The ambush on 12 U.S. soldiers on patrol in Niger that left four soldiers dead two weeks ago was reportedly the result of a “massive intelligence failure,” NBC News reported Friday, citing a senior congressional aide who had been briefed on the attack.
The unnamed aide said that there was no overhead surveillance of the mission and that no American quick-reaction force was on standby to rescue the troops if things went wrong. Had it not been for the arrival of French fighter jets, he said, things could have been much worse for the Americans.
Staff Sergeants Bryan Black, Jeremiah Johnson, Dustin Wright, and Sergeant La David T Johnson died and two others were injured when 40 to 50 militants ambushed a 12-man US force in Niger on October 4, according to the Pentagon.

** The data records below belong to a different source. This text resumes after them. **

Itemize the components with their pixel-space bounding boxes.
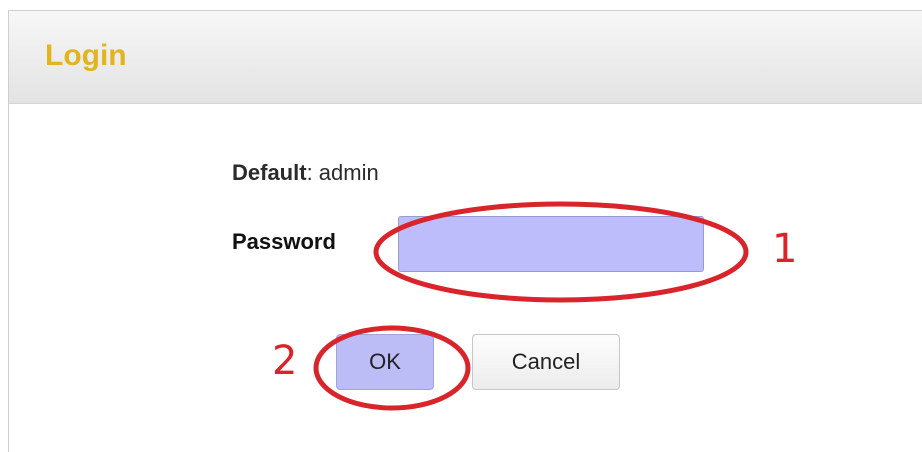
default-label: Default: [232, 160, 307, 185]
password-label: Password: [232, 229, 336, 254]
dialog-title: Login: [45, 39, 127, 72]
password-input[interactable]: [398, 216, 704, 272]
default-value: : admin: [306, 160, 379, 185]
cancel-button[interactable]: Cancel: [472, 334, 620, 390]
dialog-header: Login: [9, 11, 922, 104]
step-1-marker: 1: [772, 226, 798, 272]
step-2-marker: 2: [272, 338, 298, 384]
default-hint: Default: admin: [232, 160, 379, 186]
ok-button[interactable]: OK: [336, 334, 434, 390]
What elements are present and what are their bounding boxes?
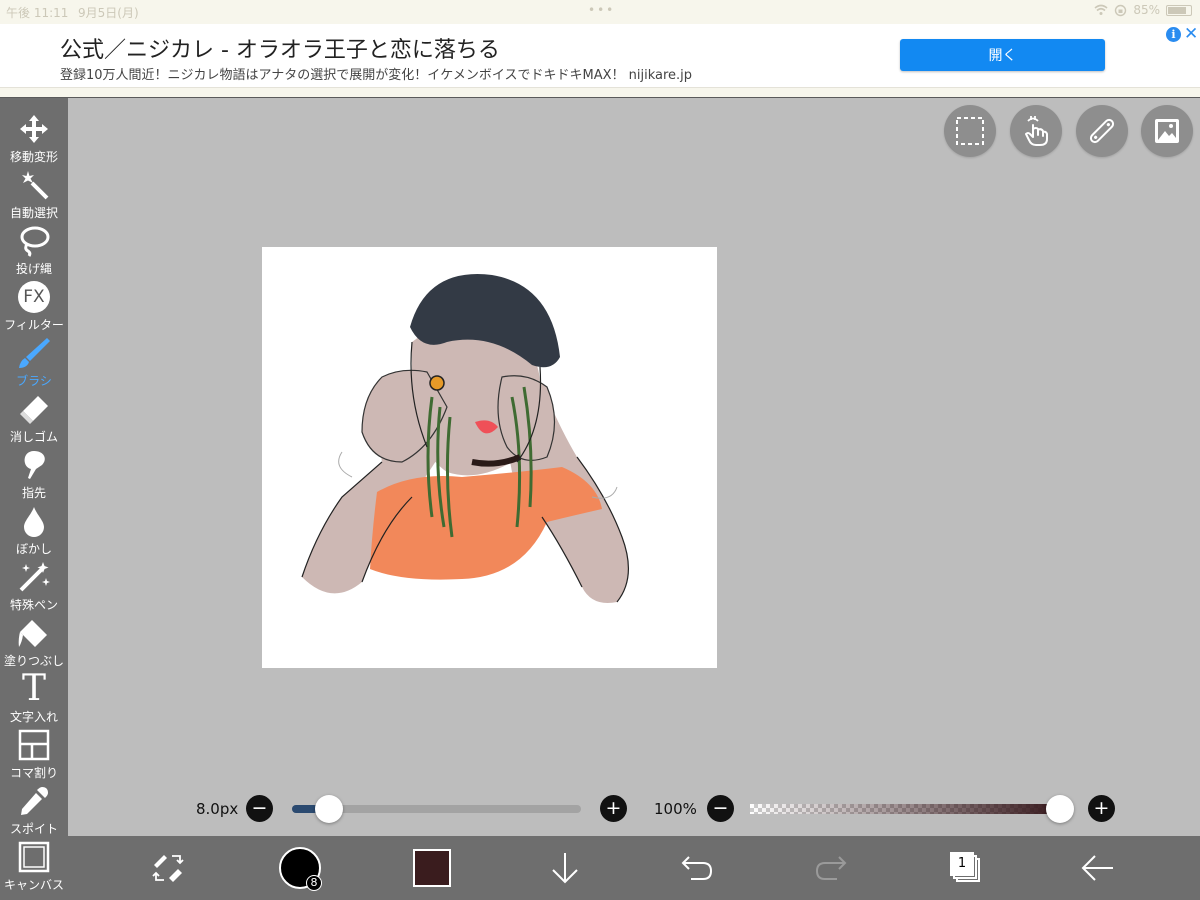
drawing-canvas[interactable]	[262, 247, 717, 668]
tool-blur[interactable]: ぼかし	[0, 502, 68, 558]
tool-text[interactable]: T 文字入れ	[0, 670, 68, 726]
ad-title[interactable]: 公式／ニジカレ - オラオラ王子と恋に落ちる	[60, 32, 500, 64]
tool-canvas[interactable]: キャンバス	[0, 838, 68, 894]
back-button[interactable]	[1080, 836, 1116, 900]
image-material-icon	[1155, 119, 1179, 143]
canvas-icon	[16, 840, 52, 874]
ad-close-icon[interactable]: ✕	[1184, 24, 1198, 44]
rotation-lock-icon	[1115, 4, 1127, 16]
battery-percent: 85%	[1133, 3, 1160, 17]
left-toolbar: 移動変形 自動選択 投げ縄 FX フィルター ブラシ 消しゴム 指先 ぼかし 特…	[0, 98, 68, 900]
color-picker-button[interactable]	[412, 836, 452, 900]
blur-drop-icon	[16, 504, 52, 538]
ruler-button[interactable]	[1076, 105, 1128, 157]
tool-label: 消しゴム	[9, 430, 58, 444]
tool-panel-split[interactable]: コマ割り	[0, 726, 68, 782]
tool-move-transform[interactable]: 移動変形	[0, 110, 68, 166]
eyedropper-icon	[16, 784, 52, 818]
opacity-plus-button[interactable]: +	[1088, 795, 1115, 822]
eraser-icon	[16, 392, 52, 426]
download-button[interactable]	[548, 836, 582, 900]
selection-icon	[956, 117, 984, 145]
arrow-down-icon	[552, 853, 578, 884]
layers-button[interactable]: 1	[948, 836, 984, 900]
brush-size-label: 8.0px	[196, 800, 239, 818]
tool-label: コマ割り	[9, 766, 58, 780]
tool-label: 移動変形	[9, 150, 58, 164]
tool-label: フィルター	[4, 318, 64, 332]
ad-separator	[0, 88, 1200, 98]
tool-label: 指先	[21, 486, 46, 500]
bottom-toolbar: 8 1	[68, 836, 1200, 900]
tool-eraser[interactable]: 消しゴム	[0, 390, 68, 446]
tool-label: 特殊ペン	[9, 598, 58, 612]
ad-description[interactable]: 登録10万人間近！ニジカレ物語はアナタの選択で展開が変化！イケメンボイスでドキド…	[60, 64, 692, 83]
special-pen-icon	[16, 560, 52, 594]
tool-filter[interactable]: FX フィルター	[0, 278, 68, 334]
text-icon-glyph: T	[21, 668, 46, 709]
brush-size-preview[interactable]: 8	[277, 836, 323, 900]
wifi-icon	[1094, 4, 1108, 15]
artwork-sketch	[301, 274, 630, 603]
tool-finger[interactable]: 指先	[0, 446, 68, 502]
material-button[interactable]	[1141, 105, 1193, 157]
status-bar: 午後 11:11 9月5日(月) ••• 85%	[0, 0, 1200, 24]
ad-open-button[interactable]: 開く	[900, 39, 1105, 71]
brush-eraser-swap-icon	[152, 855, 184, 882]
arrow-left-icon	[1081, 855, 1113, 881]
tool-label: ブラシ	[16, 374, 52, 388]
layer-count: 1	[950, 852, 974, 876]
tool-fill[interactable]: 塗りつぶし	[0, 614, 68, 670]
redo-button[interactable]	[814, 836, 848, 900]
layers-icon: 1	[950, 852, 982, 884]
tool-lasso[interactable]: 投げ縄	[0, 222, 68, 278]
hand-touch-icon	[1025, 116, 1048, 146]
undo-icon	[681, 856, 713, 880]
opacity-minus-button[interactable]: −	[707, 795, 734, 822]
tool-label: 自動選択	[9, 206, 58, 220]
magic-wand-icon	[16, 168, 52, 202]
current-color-swatch	[413, 849, 451, 887]
tool-label: 投げ縄	[15, 262, 52, 276]
status-date: 9月5日(月)	[78, 6, 139, 20]
opacity-label: 100%	[654, 800, 697, 818]
fill-bucket-icon	[16, 616, 52, 650]
status-time: 午後 11:11	[6, 6, 69, 20]
brush-size-thumb[interactable]	[315, 795, 343, 823]
tool-label: キャンバス	[3, 878, 64, 892]
fx-icon-text: FX	[18, 281, 50, 313]
selection-button[interactable]	[944, 105, 996, 157]
finger-icon	[16, 448, 52, 482]
brush-dot-icon: 8	[279, 847, 322, 891]
brush-size-plus-button[interactable]: +	[600, 795, 627, 822]
panel-split-icon	[16, 728, 52, 762]
ad-banner[interactable]: 公式／ニジカレ - オラオラ王子と恋に落ちる 登録10万人間近！ニジカレ物語はア…	[0, 24, 1200, 88]
text-icon: T	[16, 668, 52, 709]
ad-info-icon[interactable]: i	[1166, 27, 1181, 42]
tool-label: ぼかし	[15, 542, 52, 556]
battery-icon	[1166, 4, 1192, 16]
system-indicators: 85%	[1094, 3, 1192, 17]
tool-label: 塗りつぶし	[3, 654, 65, 668]
tool-label: 文字入れ	[9, 710, 58, 724]
tool-eyedropper[interactable]: スポイト	[0, 782, 68, 838]
brush-icon	[16, 336, 52, 370]
multitasking-dots-icon[interactable]: •••	[588, 3, 615, 17]
fx-icon: FX	[16, 280, 52, 314]
ruler-icon	[1089, 118, 1115, 144]
undo-button[interactable]	[680, 836, 714, 900]
redo-icon	[815, 856, 847, 880]
hand-button[interactable]	[1010, 105, 1062, 157]
opacity-thumb[interactable]	[1046, 795, 1074, 823]
tool-switch-button[interactable]	[148, 836, 188, 900]
tool-special-pen[interactable]: 特殊ペン	[0, 558, 68, 614]
move-icon	[16, 112, 52, 146]
lasso-icon	[16, 224, 52, 258]
tool-auto-select[interactable]: 自動選択	[0, 166, 68, 222]
tool-brush[interactable]: ブラシ	[0, 334, 68, 390]
brush-size-minus-button[interactable]: −	[246, 795, 273, 822]
tool-label: スポイト	[9, 822, 58, 836]
opacity-track[interactable]	[750, 804, 1062, 814]
brush-size-badge: 8	[306, 875, 322, 891]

The U.S. patrol was seen as routine and had been carried out nearly 30 times in the six months before the attack, the Pentagon has reported.
NBC News adds:
The aide said questions are being asked about whether the U.S. soldiers were intentionally delayed in the village they were visiting. He said they began pursuing some men on motorcycles, who lured them into a complex ambush. The enemy force had “technical” vehicles — light, improvised military vehicles — and rocket-propelled grenades, the official said.
After the rescue when it became clear that one soldier was missing, “movements and actions to try and find him and bring him back were considered. They just were not postured properly [to get him].” The body of Sgt. La David Johnson was not recovered until nearly 48 hours after the Oct. 4 attack.
The Pentagon said that conclusions about an intelligence failure were premature.
The body of Sgt. La David Johnson was found 48 hours after troops realized he was missing, and roughly a mile away from the attack, CNN reported on Friday.
Defense Secretary James Mattis told reporters this week that officials were still seeking answers about the attack.
“These terrorists are conducting war on innocent people of all religions, they are conducting war on innocent people who have no way to defend themselves,” Mattis said.
“In this specific case, contact was considered unlikely, but there’s a reason we have U.S. Army soldiers there and not the Peace Corps, because we carry guns,” he said.